Leider

Leider

Leider ist ein Stadtteil der kreisfreien Stadt Aschaffenburg mit 3.270 Einwohnern (2007) und gehört zum Regierungsbezirk Unterfranken im Freistaat Bayern der Bundesrepublik Deutschland.

Luftbild 2008

Inhaltsverzeichnis

Lage

Der Stadtteil liegt der auf der linken Mainseite und grenzt im Westen an Stockstadt am Main Landkreis Aschaffenburg und im Süden an den Stadtteil Nilkheim.

Geschichte

Leider, Nilkheim, Stockstadt und das Siechenhaus auf einer Karte aus dem Jahr 1594
Urkundenteil mit Leiders Ersterwähnung von 1151
Ortsschild

Leider wurde 1151 erstmals urkundlich erwähnt. Nach Absprache im Kloster Theres am 8. Juli 1151 belehnte Bischof Eberhard II. von Bamberg auf dem am 15. September 1151 beginnenden Reichstag in Würzburg die Brüder Burggraf Popo von Würzburg und Graf Berthold von Henneburg mit Leider (Lyderen), Niedernberg und Hausen (Hausen hinter der Sonne, Wüstung bei Mömlingen). Die Urkunde über dieses Rechtsgeschäft wurde erst nach dem 15. Februar 1152 ausgestellt.[1]
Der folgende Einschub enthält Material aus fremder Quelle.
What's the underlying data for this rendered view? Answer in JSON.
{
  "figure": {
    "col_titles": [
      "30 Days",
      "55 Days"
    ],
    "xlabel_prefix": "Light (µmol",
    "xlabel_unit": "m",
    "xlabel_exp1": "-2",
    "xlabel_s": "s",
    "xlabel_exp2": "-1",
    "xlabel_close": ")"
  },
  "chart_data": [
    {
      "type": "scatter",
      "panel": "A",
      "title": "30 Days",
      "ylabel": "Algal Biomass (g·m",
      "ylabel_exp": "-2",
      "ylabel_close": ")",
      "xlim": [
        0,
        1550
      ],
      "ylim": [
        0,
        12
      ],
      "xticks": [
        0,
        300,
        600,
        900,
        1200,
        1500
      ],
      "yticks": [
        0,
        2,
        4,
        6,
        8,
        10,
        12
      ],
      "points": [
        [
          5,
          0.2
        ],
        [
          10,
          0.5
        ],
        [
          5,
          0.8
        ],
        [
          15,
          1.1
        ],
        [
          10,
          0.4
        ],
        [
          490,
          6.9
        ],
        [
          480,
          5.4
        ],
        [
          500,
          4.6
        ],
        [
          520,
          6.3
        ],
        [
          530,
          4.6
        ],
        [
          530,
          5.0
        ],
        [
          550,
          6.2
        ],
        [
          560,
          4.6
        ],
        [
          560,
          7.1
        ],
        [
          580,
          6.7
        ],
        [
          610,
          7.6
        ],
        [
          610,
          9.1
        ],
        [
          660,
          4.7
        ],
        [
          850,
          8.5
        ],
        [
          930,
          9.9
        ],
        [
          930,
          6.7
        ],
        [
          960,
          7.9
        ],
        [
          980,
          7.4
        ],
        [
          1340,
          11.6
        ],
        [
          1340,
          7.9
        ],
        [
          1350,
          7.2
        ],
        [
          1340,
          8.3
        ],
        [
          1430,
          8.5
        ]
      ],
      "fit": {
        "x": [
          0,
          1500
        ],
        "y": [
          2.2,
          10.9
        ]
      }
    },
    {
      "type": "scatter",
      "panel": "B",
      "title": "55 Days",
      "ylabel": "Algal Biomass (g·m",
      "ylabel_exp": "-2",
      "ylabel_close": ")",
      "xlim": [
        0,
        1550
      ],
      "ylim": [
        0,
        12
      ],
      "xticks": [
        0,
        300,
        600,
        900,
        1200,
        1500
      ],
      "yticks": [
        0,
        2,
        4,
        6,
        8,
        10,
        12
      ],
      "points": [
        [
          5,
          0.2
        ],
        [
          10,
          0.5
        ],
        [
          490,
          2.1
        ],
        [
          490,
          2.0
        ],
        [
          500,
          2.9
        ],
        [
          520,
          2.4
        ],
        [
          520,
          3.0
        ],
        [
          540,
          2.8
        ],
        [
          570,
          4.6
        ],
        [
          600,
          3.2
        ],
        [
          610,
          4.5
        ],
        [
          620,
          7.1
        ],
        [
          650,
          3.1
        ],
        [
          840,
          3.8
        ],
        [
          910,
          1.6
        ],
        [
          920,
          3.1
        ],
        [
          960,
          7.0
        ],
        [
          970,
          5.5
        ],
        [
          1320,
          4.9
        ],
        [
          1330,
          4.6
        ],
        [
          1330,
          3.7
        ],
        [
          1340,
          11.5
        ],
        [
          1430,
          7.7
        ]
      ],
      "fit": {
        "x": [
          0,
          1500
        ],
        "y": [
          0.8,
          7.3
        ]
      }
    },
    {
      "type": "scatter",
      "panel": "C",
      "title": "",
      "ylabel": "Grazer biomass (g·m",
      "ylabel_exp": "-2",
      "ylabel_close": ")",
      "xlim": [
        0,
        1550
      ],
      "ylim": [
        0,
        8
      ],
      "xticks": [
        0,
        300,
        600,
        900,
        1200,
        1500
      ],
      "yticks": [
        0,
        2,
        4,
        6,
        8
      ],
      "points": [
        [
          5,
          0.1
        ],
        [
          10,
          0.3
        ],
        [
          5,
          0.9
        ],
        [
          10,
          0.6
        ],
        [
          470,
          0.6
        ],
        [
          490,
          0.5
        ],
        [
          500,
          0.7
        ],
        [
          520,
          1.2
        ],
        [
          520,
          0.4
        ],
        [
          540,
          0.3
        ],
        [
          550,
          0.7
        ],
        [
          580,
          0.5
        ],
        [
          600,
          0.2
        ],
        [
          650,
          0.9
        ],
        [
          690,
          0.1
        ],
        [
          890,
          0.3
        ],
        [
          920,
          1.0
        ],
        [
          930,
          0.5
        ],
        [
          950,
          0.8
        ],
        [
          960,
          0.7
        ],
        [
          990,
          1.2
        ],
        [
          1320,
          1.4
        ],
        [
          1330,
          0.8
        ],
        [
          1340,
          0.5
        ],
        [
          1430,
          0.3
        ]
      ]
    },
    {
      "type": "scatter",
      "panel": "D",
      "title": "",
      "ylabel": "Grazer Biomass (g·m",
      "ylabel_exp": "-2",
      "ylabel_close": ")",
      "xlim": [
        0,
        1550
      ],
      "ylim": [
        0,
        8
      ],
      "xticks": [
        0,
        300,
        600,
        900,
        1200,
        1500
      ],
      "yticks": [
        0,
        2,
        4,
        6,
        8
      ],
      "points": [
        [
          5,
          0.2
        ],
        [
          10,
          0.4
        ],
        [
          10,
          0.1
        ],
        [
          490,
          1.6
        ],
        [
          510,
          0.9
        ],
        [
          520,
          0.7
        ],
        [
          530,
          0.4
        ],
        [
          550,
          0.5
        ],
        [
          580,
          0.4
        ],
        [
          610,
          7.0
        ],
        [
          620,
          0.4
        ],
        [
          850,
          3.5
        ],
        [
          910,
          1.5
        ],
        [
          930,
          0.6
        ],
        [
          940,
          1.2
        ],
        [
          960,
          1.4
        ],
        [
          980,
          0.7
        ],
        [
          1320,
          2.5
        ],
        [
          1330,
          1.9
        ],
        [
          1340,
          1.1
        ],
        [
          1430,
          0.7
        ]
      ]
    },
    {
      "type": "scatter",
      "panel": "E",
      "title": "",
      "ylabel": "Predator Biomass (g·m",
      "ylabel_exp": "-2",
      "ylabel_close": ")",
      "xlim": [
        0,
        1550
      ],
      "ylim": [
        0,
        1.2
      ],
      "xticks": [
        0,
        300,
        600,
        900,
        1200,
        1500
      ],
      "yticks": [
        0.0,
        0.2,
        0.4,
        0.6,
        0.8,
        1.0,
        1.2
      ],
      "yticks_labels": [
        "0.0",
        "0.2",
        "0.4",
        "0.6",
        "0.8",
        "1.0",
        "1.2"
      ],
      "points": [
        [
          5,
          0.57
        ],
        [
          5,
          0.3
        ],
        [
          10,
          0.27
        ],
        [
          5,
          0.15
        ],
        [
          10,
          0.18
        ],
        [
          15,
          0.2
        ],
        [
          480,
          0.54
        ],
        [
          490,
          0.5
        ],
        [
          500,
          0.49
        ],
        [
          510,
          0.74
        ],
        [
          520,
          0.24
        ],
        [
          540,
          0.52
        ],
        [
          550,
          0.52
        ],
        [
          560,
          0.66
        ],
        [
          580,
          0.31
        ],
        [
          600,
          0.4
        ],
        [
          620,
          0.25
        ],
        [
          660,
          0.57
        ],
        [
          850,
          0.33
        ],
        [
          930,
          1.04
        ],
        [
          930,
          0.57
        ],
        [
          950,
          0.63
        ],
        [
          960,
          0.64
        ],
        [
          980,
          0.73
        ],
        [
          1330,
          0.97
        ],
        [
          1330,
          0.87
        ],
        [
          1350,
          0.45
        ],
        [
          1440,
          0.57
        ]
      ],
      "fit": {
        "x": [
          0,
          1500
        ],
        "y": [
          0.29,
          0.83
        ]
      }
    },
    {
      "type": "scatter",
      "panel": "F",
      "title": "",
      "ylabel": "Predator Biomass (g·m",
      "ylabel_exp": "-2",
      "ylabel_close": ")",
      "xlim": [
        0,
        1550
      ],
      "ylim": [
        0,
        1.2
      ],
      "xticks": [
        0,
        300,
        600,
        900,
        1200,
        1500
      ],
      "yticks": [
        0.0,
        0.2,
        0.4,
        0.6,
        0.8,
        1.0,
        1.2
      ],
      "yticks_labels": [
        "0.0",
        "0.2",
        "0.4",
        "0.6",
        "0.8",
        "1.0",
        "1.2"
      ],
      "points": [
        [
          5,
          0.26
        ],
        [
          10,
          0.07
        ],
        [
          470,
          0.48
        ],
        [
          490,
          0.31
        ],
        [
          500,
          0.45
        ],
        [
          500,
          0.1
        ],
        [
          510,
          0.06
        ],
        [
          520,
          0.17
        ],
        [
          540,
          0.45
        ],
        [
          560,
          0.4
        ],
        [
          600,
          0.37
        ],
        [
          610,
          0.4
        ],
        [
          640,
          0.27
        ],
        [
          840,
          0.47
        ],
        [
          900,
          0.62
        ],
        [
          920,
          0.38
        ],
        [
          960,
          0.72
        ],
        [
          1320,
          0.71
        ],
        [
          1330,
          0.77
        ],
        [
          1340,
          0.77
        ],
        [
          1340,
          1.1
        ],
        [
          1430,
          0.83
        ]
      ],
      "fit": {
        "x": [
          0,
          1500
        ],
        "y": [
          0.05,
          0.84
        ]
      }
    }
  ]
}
Wahrscheinlich ist Leider noch älter; bei Ausschachtungsarbeiten für ein Grab auf dem Waldfriedhof wurden 1970 ein 4.000 Jahre alter Glockenbecher und menschliche Skelettteile gefunden. Aus der Bronzezeit (etwa 1800-1550 v. Chr.) wurde ein Randleistenbeil gefunden. Aus der Römerzeit erhalten ist eine Kupfermünze mit dem Bildnis des Kaisers Constantin I. Chlorus (305 n. Chr.).[2]
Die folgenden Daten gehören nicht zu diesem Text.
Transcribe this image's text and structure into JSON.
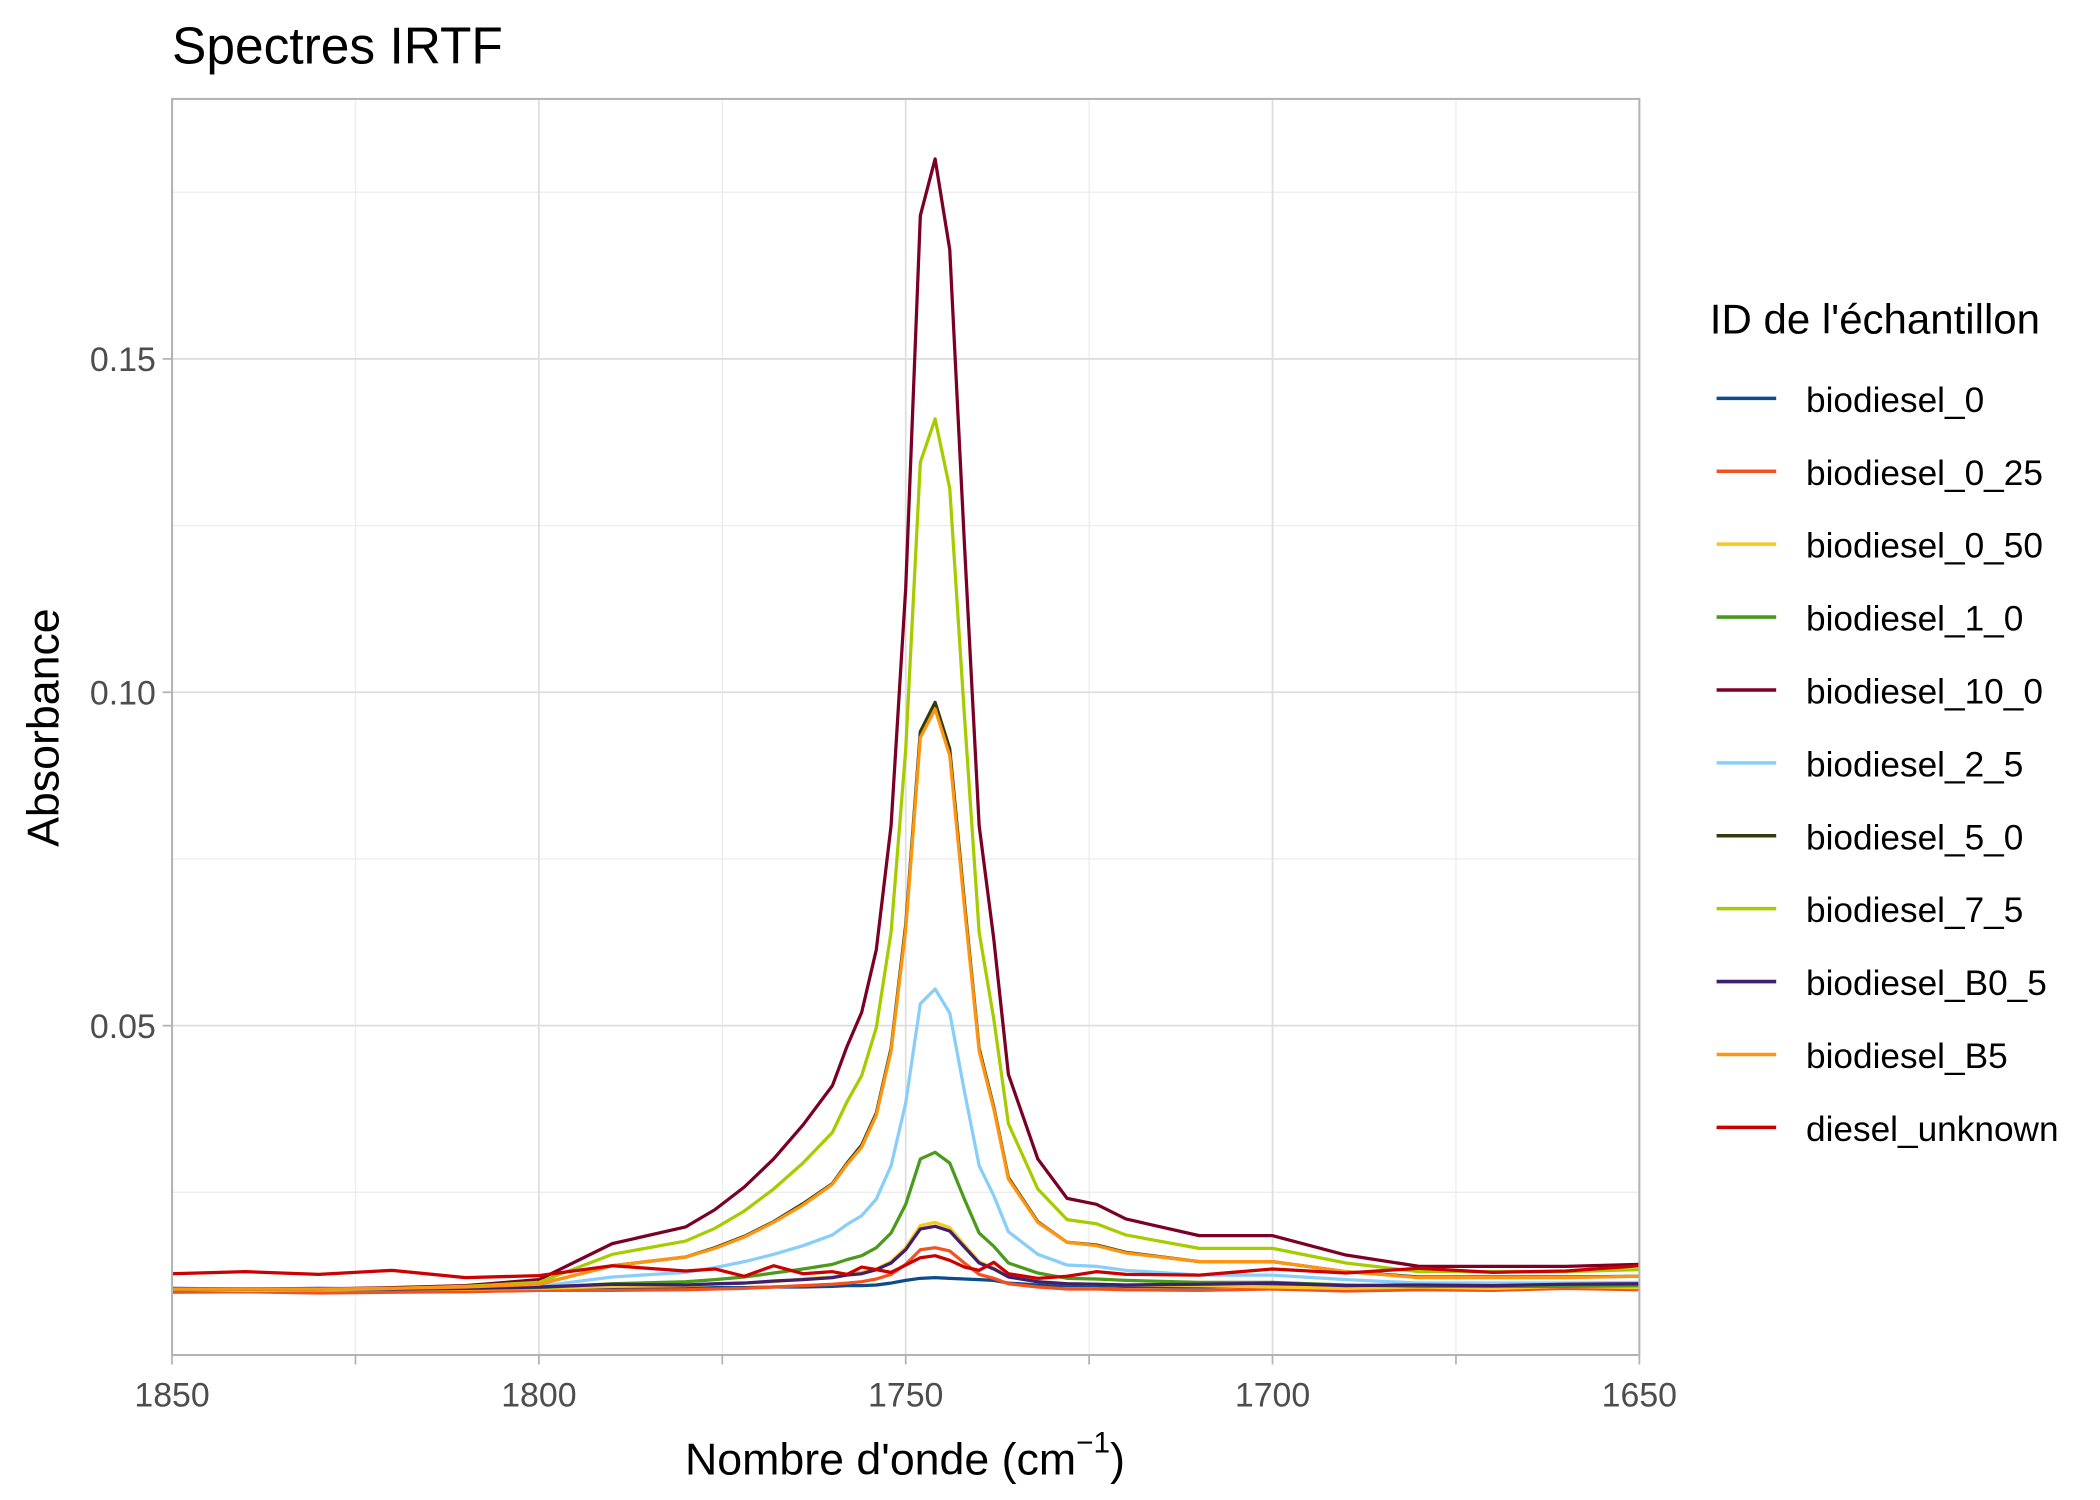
{
  "chart_data": {
    "type": "line",
    "title": "Spectres IRTF",
    "xlabel": "Nombre d'onde (cm",
    "xlabel_sup": "−1",
    "xlabel_close": ")",
    "ylabel": "Absorbance",
    "xlim": [
      1850,
      1650
    ],
    "x_reversed": true,
    "ylim": [
      0.0006,
      0.189
    ],
    "x_ticks": [
      "1850",
      "1800",
      "1750",
      "1700",
      "1650"
    ],
    "x_tick_values": [
      1850,
      1800,
      1750,
      1700,
      1650
    ],
    "y_ticks": [
      "0.05",
      "0.10",
      "0.15"
    ],
    "y_tick_values": [
      0.05,
      0.1,
      0.15
    ],
    "grid": true,
    "legend_title": "ID de l'échantillon",
    "legend_position": "right",
    "x": [
      1850,
      1840,
      1830,
      1820,
      1810,
      1800,
      1790,
      1780,
      1776,
      1772,
      1768,
      1764,
      1760,
      1758,
      1756,
      1754,
      1752,
      1750,
      1748,
      1746,
      1744,
      1742,
      1740,
      1738,
      1736,
      1732,
      1728,
      1724,
      1720,
      1710,
      1700,
      1690,
      1680,
      1670,
      1660,
      1650
    ],
    "series": [
      {
        "name": "biodiesel_0",
        "color": "#0b4c8c",
        "values": [
          0.0105,
          0.0104,
          0.0105,
          0.0104,
          0.0105,
          0.0105,
          0.0106,
          0.0106,
          0.0107,
          0.0107,
          0.0108,
          0.0108,
          0.0109,
          0.011,
          0.011,
          0.0111,
          0.0114,
          0.0118,
          0.0121,
          0.0122,
          0.0121,
          0.012,
          0.0119,
          0.0118,
          0.0114,
          0.0111,
          0.011,
          0.011,
          0.0109,
          0.0108,
          0.011,
          0.0109,
          0.0108,
          0.0109,
          0.011,
          0.0112
        ]
      },
      {
        "name": "biodiesel_0_25",
        "color": "#f4511e",
        "values": [
          0.01,
          0.0101,
          0.0099,
          0.01,
          0.0101,
          0.0103,
          0.0103,
          0.0104,
          0.0105,
          0.0106,
          0.0108,
          0.011,
          0.0112,
          0.0114,
          0.0116,
          0.012,
          0.0127,
          0.0142,
          0.0164,
          0.0167,
          0.0162,
          0.0144,
          0.0127,
          0.0121,
          0.0113,
          0.0108,
          0.0105,
          0.0105,
          0.0104,
          0.0103,
          0.0105,
          0.0102,
          0.0104,
          0.0103,
          0.0106,
          0.0104
        ]
      },
      {
        "name": "biodiesel_0_50",
        "color": "#f7c81e",
        "values": [
          0.0105,
          0.0103,
          0.0104,
          0.0105,
          0.0105,
          0.0106,
          0.0109,
          0.011,
          0.0112,
          0.0114,
          0.0116,
          0.012,
          0.0123,
          0.0127,
          0.013,
          0.0135,
          0.0146,
          0.0167,
          0.02,
          0.0205,
          0.0197,
          0.0171,
          0.0146,
          0.0136,
          0.0124,
          0.0116,
          0.0113,
          0.0112,
          0.0111,
          0.011,
          0.0108,
          0.0106,
          0.0108,
          0.0106,
          0.0109,
          0.0107
        ]
      },
      {
        "name": "biodiesel_1_0",
        "color": "#4a9a1c",
        "values": [
          0.0105,
          0.0105,
          0.0105,
          0.0105,
          0.0106,
          0.0107,
          0.0113,
          0.0116,
          0.0119,
          0.0123,
          0.0129,
          0.0135,
          0.0142,
          0.0149,
          0.0155,
          0.0167,
          0.0189,
          0.0232,
          0.03,
          0.031,
          0.0294,
          0.024,
          0.0189,
          0.0169,
          0.0144,
          0.0129,
          0.0121,
          0.012,
          0.0118,
          0.0115,
          0.0115,
          0.0111,
          0.0109,
          0.0109,
          0.0109,
          0.011
        ]
      },
      {
        "name": "biodiesel_10_0",
        "color": "#7b0025",
        "values": [
          0.0105,
          0.0105,
          0.0105,
          0.0107,
          0.011,
          0.0119,
          0.0173,
          0.0198,
          0.0224,
          0.0258,
          0.03,
          0.0351,
          0.041,
          0.0469,
          0.052,
          0.0614,
          0.08,
          0.1156,
          0.1715,
          0.18,
          0.1664,
          0.1224,
          0.08,
          0.063,
          0.0427,
          0.03,
          0.0241,
          0.0232,
          0.021,
          0.0185,
          0.0185,
          0.0156,
          0.0139,
          0.0139,
          0.0139,
          0.0142
        ]
      },
      {
        "name": "biodiesel_2_5",
        "color": "#87cefa",
        "values": [
          0.0105,
          0.0105,
          0.0105,
          0.0105,
          0.0106,
          0.0109,
          0.0123,
          0.013,
          0.0137,
          0.0146,
          0.0157,
          0.017,
          0.0186,
          0.0202,
          0.0215,
          0.024,
          0.029,
          0.0384,
          0.0533,
          0.0555,
          0.0519,
          0.0402,
          0.029,
          0.0245,
          0.0191,
          0.0157,
          0.0141,
          0.0139,
          0.0133,
          0.0126,
          0.0126,
          0.0119,
          0.0114,
          0.0114,
          0.0114,
          0.0115
        ]
      },
      {
        "name": "biodiesel_5_0",
        "color": "#2e3d0b",
        "values": [
          0.0105,
          0.0105,
          0.0105,
          0.0106,
          0.0108,
          0.0112,
          0.014,
          0.0153,
          0.0167,
          0.0184,
          0.0206,
          0.0233,
          0.0263,
          0.0294,
          0.0321,
          0.0369,
          0.0466,
          0.0651,
          0.0941,
          0.0985,
          0.0915,
          0.0686,
          0.0466,
          0.0378,
          0.0272,
          0.0206,
          0.0175,
          0.0171,
          0.016,
          0.0146,
          0.0146,
          0.0131,
          0.0123,
          0.0123,
          0.0123,
          0.0124
        ]
      },
      {
        "name": "biodiesel_7_5",
        "color": "#a6cc00",
        "values": [
          0.0105,
          0.0105,
          0.0105,
          0.0106,
          0.0109,
          0.0115,
          0.0157,
          0.0177,
          0.0196,
          0.0222,
          0.0255,
          0.0294,
          0.034,
          0.0386,
          0.0425,
          0.0497,
          0.064,
          0.0914,
          0.1345,
          0.141,
          0.1306,
          0.0966,
          0.064,
          0.051,
          0.0353,
          0.0255,
          0.0209,
          0.0203,
          0.0186,
          0.0166,
          0.0166,
          0.0144,
          0.0131,
          0.0131,
          0.0131,
          0.0134
        ]
      },
      {
        "name": "biodiesel_B0_5",
        "color": "#3f1f6e",
        "values": [
          0.0106,
          0.0105,
          0.0106,
          0.0105,
          0.0106,
          0.0108,
          0.0112,
          0.0111,
          0.0113,
          0.0114,
          0.0117,
          0.0119,
          0.0122,
          0.0126,
          0.0128,
          0.0134,
          0.0144,
          0.0164,
          0.0195,
          0.0199,
          0.0192,
          0.0168,
          0.0144,
          0.0135,
          0.0123,
          0.0116,
          0.0113,
          0.0112,
          0.0111,
          0.0112,
          0.0114,
          0.011,
          0.0111,
          0.011,
          0.0112,
          0.0113
        ]
      },
      {
        "name": "biodiesel_B5",
        "color": "#ff9410",
        "values": [
          0.0105,
          0.0105,
          0.0105,
          0.0106,
          0.0108,
          0.0112,
          0.014,
          0.0153,
          0.0166,
          0.0183,
          0.0205,
          0.0231,
          0.0262,
          0.0292,
          0.0318,
          0.0366,
          0.0462,
          0.0644,
          0.0932,
          0.0975,
          0.0905,
          0.0679,
          0.0462,
          0.0375,
          0.027,
          0.0205,
          0.0175,
          0.017,
          0.0159,
          0.0146,
          0.0146,
          0.0131,
          0.0122,
          0.0122,
          0.0122,
          0.0124
        ]
      },
      {
        "name": "diesel_unknown",
        "color": "#cc0000",
        "values": [
          0.0128,
          0.0131,
          0.0127,
          0.0133,
          0.0122,
          0.0125,
          0.014,
          0.0132,
          0.0135,
          0.0124,
          0.014,
          0.0128,
          0.0131,
          0.0127,
          0.0138,
          0.0134,
          0.013,
          0.0141,
          0.0152,
          0.0155,
          0.0148,
          0.0138,
          0.0133,
          0.0145,
          0.0128,
          0.0121,
          0.0124,
          0.0131,
          0.0127,
          0.0126,
          0.0135,
          0.0129,
          0.0136,
          0.013,
          0.0132,
          0.014
        ]
      }
    ]
  }
}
Das Kapellsche im Leiderer Stadtweg
Laurentiuskirche in Aschaffenburg-Leider

Älteste Gebäudeteile sind in der heutigen evangelischen St. Lukaskirche erhalten, die Anfang des 14. Jahrhunderts als St. Laurentiuskapelle erbaut wurde und eine Filiale der Aschaffenburger Muttergottespfarrei war. Aus dem 15. Jahrhundert stammt das so genannte Siechenhaus, das mittelalterliche Pesthaus der Stadt. Die Bürger Aschaffenburgs verbannten die Lepra- und Pestkranken über den Main, an den Rand des damaligen Bauerndorfes Leider. Dieses „Sondersiechenhaus im Leiderer Feld“ (Leprosorum) wurde 1471 erstmals erwähnt. Im Protokollbuch des Stiftes St. Peter und Alexander zu Aschaffenburg ist unter dem 4. Juni 1574 eine zum Sondersiechenhaus gehörende Kapelle aufgeführt. Sie steht heute noch Ecke Leiderer Stadtweg/Kapellenstraße. Ein Bildstock aus dem 15. Jahrhundert einst am alten Wege nach Aschaffenburg, hat heute vor dem Eingang zum Leiderer Friedhof seine Aufstellung gefunden.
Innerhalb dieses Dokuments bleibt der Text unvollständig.